The Japanese House: Good At Falling

Music Reviews The Japanese House
The Japanese House: Good At Falling

Here’s what Good At Falling has going for it: singer/songwriter Amber Bain creates an immensely lush soundscape, not unlike a dream. It is oddly meditative, a narcotic wall of sound.

Unfortunately, like a dream, there isn’t a lot to remember after the album is done playing. A protégée of The 1975, Bain has all of the electronic-pop influences going for her, but they don’t go anywhere. Instead, Good At Falling is a lot of noise with nothing to show for itself.

The album’s best track, “Maybe You’re The Reason” shows an 80s-style promise until the vocals kick in. Kate Bush’s influence is clear here, an attempt to elevate the typical pop sound to an art form. Unfortunately, it’s a peak she never quite reaches the summit of. The consistent echo overlay is distracting, a way of keeping the listener out. And with good reason. The lyrics are lukewarm, like a notebook from Lana del Rey’s garage sale, and her constant use of the baby voice – on this and other songs – doesn’t help to sell her as the serious songwriter she is trying to hard to be.

Similarly, “You Seem So Happy” is at least upbeat, with a warm, sun-washed guitar. The autotune is still present, but it’s minimal and well-executed, played in just the right spots to work as a deliberate artistic choice, rather than a crutch.
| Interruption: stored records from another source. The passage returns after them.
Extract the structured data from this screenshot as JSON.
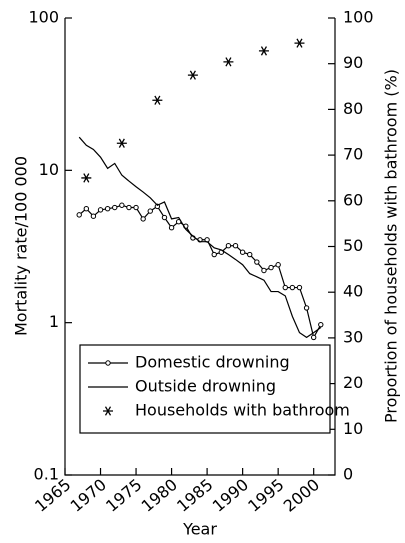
{
  "chart_data": {
    "type": "line",
    "xlabel": "Year",
    "ylabel": "Mortality rate/100 000",
    "y2label": "Proportion of households with bathroom (%)",
    "xlim": [
      1965,
      2003
    ],
    "xticks": [
      1965,
      1970,
      1975,
      1980,
      1985,
      1990,
      1995,
      2000
    ],
    "ylim": [
      0.1,
      100
    ],
    "yscale": "log",
    "yticks": [
      0.1,
      1,
      10,
      100
    ],
    "y2lim": [
      0,
      100
    ],
    "y2ticks": [
      0,
      10,
      20,
      30,
      40,
      50,
      60,
      70,
      80,
      90,
      100
    ],
    "legend": "lower left",
    "series": [
      {
        "name": "Domestic drowning",
        "color": "#000000",
        "marker": "circle",
        "line": true,
        "x": [
          1967,
          1968,
          1969,
          1970,
          1971,
          1972,
          1973,
          1974,
          1975,
          1976,
          1977,
          1978,
          1979,
          1980,
          1981,
          1982,
          1983,
          1984,
          1985,
          1986,
          1987,
          1988,
          1989,
          1990,
          1991,
          1992,
          1993,
          1994,
          1995,
          1996,
          1997,
          1998,
          1999,
          2000,
          2001
        ],
        "values": [
          5.1,
          5.6,
          5.0,
          5.5,
          5.6,
          5.7,
          5.9,
          5.7,
          5.7,
          4.8,
          5.4,
          5.8,
          4.9,
          4.2,
          4.6,
          4.3,
          3.6,
          3.5,
          3.5,
          2.8,
          2.9,
          3.2,
          3.2,
          2.9,
          2.8,
          2.5,
          2.2,
          2.3,
          2.4,
          1.7,
          1.7,
          1.7,
          1.25,
          0.8,
          0.97
        ]
      },
      {
        "name": "Outside drowning",
        "color": "#000000",
        "marker": "none",
        "line": true,
        "x": [
          1967,
          1968,
          1969,
          1970,
          1971,
          1972,
          1973,
          1974,
          1975,
          1976,
          1977,
          1978,
          1979,
          1980,
          1981,
          1982,
          1983,
          1984,
          1985,
          1986,
          1987,
          1988,
          1989,
          1990,
          1991,
          1992,
          1993,
          1994,
          1995,
          1996,
          1997,
          1998,
          1999,
          2000,
          2001
        ],
        "values": [
          16.5,
          14.6,
          13.7,
          12.2,
          10.3,
          11.1,
          9.3,
          8.5,
          7.8,
          7.2,
          6.6,
          5.9,
          6.2,
          4.8,
          4.9,
          4.1,
          3.7,
          3.4,
          3.4,
          3.1,
          3.0,
          2.8,
          2.6,
          2.4,
          2.1,
          2.0,
          1.9,
          1.6,
          1.6,
          1.5,
          1.1,
          0.86,
          0.8,
          0.86,
          0.93
        ]
      },
      {
        "name": "Households with bathroom",
        "color": "#000000",
        "marker": "asterisk",
        "line": false,
        "axis": "y2",
        "x": [
          1968,
          1973,
          1978,
          1983,
          1988,
          1993,
          1998
        ],
        "values": [
          65,
          72.6,
          82,
          87.5,
          90.4,
          92.8,
          94.5
        ]
      }
    ]
  }
}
But those are the only two tracks with any promise. The opening track “went to meet her” is a slurry, porno-moan AutoTuned mess, the anthem of a land where consonants have been banned. Someone might want to tell her that titling a track “somethingfartogoodtofeel” is, umm, distracting. It’s the only thing notable about the song, which is the sonic equivalent of the paint job on the wall of a doctor’s office.

“Different people have different ways of living” she sings on “Follow My Girl.” Her music conjures a wide expanse of sunny salt flats, an enormous space to breathe, but nothing can grow on salt flats. That seems to be the consistent theme of the album, no hooks, no roots, nothing to ground it.

I’m not sure where you’re supposed to play this album. It’s not energetic enough for the dance floor, it’s too electric for a yoga retreat. The album lacks the listener urgency that make you want to return to it over and over. There’s simultaneously too much going on and not enough, a lot of static and noise that never quite finds where it is supposed to go.

Good At Falling is the fast fashion of music. It’s here and it looks good on the hanger, but are you ever going to give it a real listen, or will it be forgotten in the back of the closet? I think it’s the latter. Other artists, such as Florence and the Machine are creating better, more interesting music with the same techniques. Seek them out instead of wasting your time on this one.